Economic data released today shows that the Eurozone technically exited their 18 month long recession as GDP expanded by 0.3% in the second-quarter of 2013. Portugal expanded the most and grew 1.1%, followed by Germany and Finland which both expanded by 0.7%. France surprisingly managed a 0.5% growth rate.

Cyprus declined by 1.4% and was the worst performer in the Eurozone as well as EU. The Netherlands as well as Italy both contracted by 0.2% while Spain contracted by 0.1%. Those three countries are the potential next hotspot for the Eurozone.
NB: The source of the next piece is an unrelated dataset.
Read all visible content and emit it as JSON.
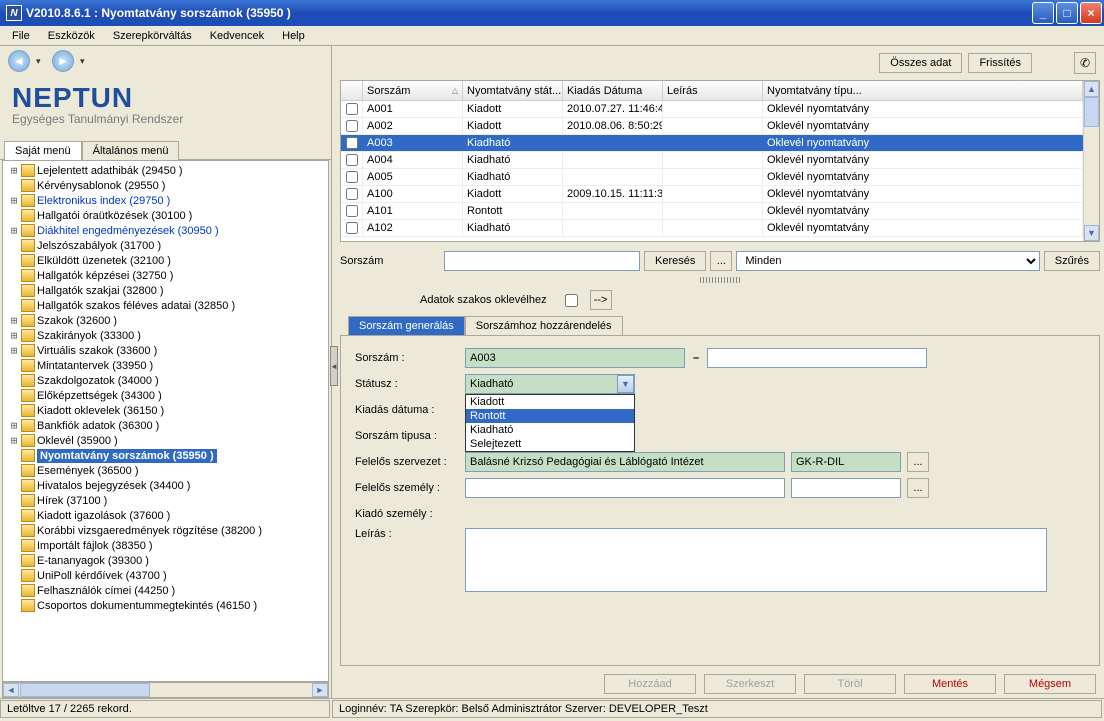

Data for Slovenia as well as Luxembourg and Malta were not available which points to potential issues which may flare up this year or early 2014. Greece and Ireland were also not available which is a bad sign after they already received heavy bailouts.

Non-Eurozone members were led by the Czech Republic as well as the UK which expanded 0.7% and 0.6% respectively as Latvia grew by 0.5%. Bulgaria and Sweden posted the biggest contraction with 0.1% each.
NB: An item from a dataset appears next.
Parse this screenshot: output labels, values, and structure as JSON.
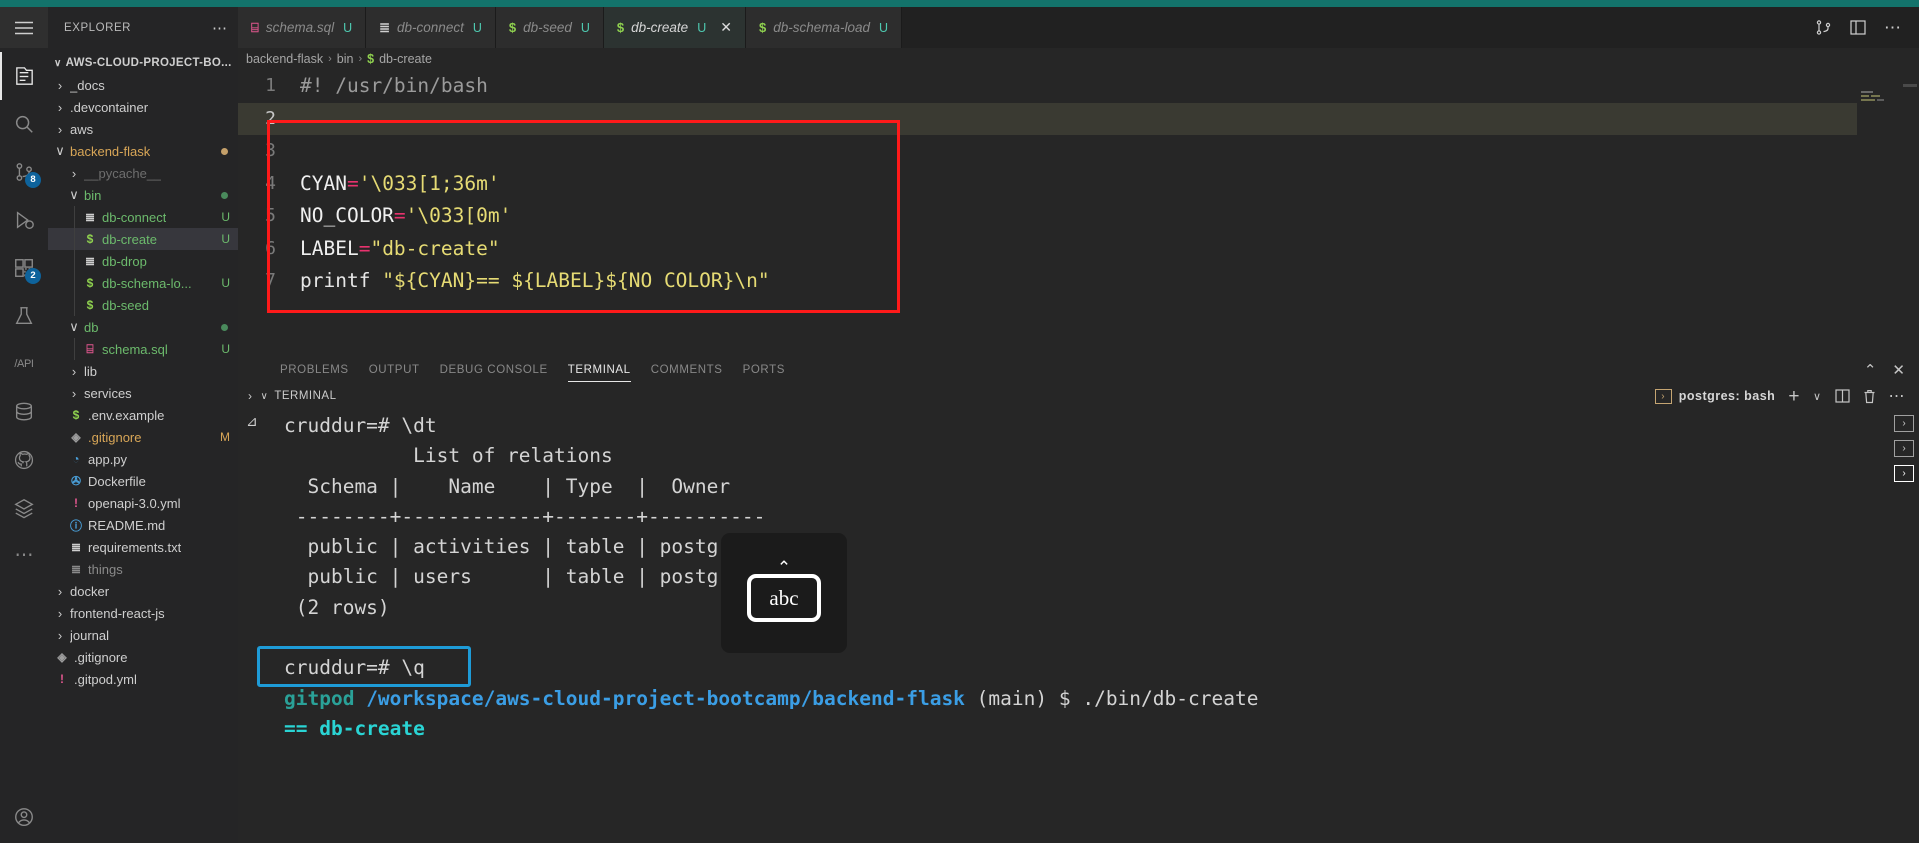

The Eurozone is the heart of the European Union which in turn is the world’s largest economy. The Eurozone has a total of 17 members. The EU expanded by 0.3% as well and is made up of 28 member countries.
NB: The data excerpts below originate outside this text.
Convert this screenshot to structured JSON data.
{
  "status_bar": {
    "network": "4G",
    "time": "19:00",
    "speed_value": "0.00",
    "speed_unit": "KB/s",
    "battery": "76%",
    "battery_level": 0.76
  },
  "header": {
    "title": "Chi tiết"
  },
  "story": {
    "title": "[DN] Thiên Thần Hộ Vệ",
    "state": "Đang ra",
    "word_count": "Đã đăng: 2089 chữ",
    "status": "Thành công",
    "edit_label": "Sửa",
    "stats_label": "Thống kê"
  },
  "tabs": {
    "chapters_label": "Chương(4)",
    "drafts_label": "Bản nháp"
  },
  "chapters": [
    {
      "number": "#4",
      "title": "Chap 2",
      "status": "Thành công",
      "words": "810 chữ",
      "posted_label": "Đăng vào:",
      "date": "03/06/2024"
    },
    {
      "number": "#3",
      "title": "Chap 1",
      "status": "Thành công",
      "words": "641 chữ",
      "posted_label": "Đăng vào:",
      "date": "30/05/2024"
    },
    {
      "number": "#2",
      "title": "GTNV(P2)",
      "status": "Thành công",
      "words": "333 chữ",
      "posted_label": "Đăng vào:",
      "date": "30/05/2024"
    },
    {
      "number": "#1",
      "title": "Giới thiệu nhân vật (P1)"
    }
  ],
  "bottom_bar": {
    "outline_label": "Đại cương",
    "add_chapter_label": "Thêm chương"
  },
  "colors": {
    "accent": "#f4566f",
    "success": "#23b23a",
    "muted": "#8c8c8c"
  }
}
Euro Stat, the EU’s official statistic office, reported the following expansions/contractions during the second-quarter of 2013:

Eurozone Members

  • Austria: +0.2%
  • Belgium: +0.1%
  • Cyprus: -1.4%
  • Estonia: +0.1%
  • Finland +0.7%
  • France: +0.5%
  • Germany: +0.7%
  • Greece: N/A
  • Ireland: N/A
  • Italy: -0.2%
  • Luxembourg: N/A
  • Malta: N/A
  • Netherlands: -0.2%
  • Portugal: +1.1%
  • Slovakia: +0.3%
  • Slovenia: N/A
  • Spain: -0.1%

EU Only Members

  • Bulgaria: -0.1%
  • Croatia: N/A
  • Czech Republic: +0.7%
  • Denmark: N/A
  • Hungary: + 0.1%
  • Latvia: +0.5%
  • Lithuania: +0.6%
  • Poland: +0.4%
  • Romania: +0.3%
  • Sweden: -0.1%
  • United Kingdom: +0.6%

The Eurozone as well as EU bother offer more attractive opportunities than the US does right now. The Euro continued to weaken across the board which further shows the disconnect between the economy as well as forex traders. Most forex traders fear the end or at least reduction of counter-productive stimulus packages and would prefer weaker data which borders perversion.

The stronger data was encouraging, but unless structural problems are addressed the gains could be temporary and not sustainable. The global economy in general hit a much softer stance and economic figure throughout 2013 should reflect that. Watch out for the Euro to correct slightly more before stabilizing and finishing 2013 on a much stronger note above 1.3700.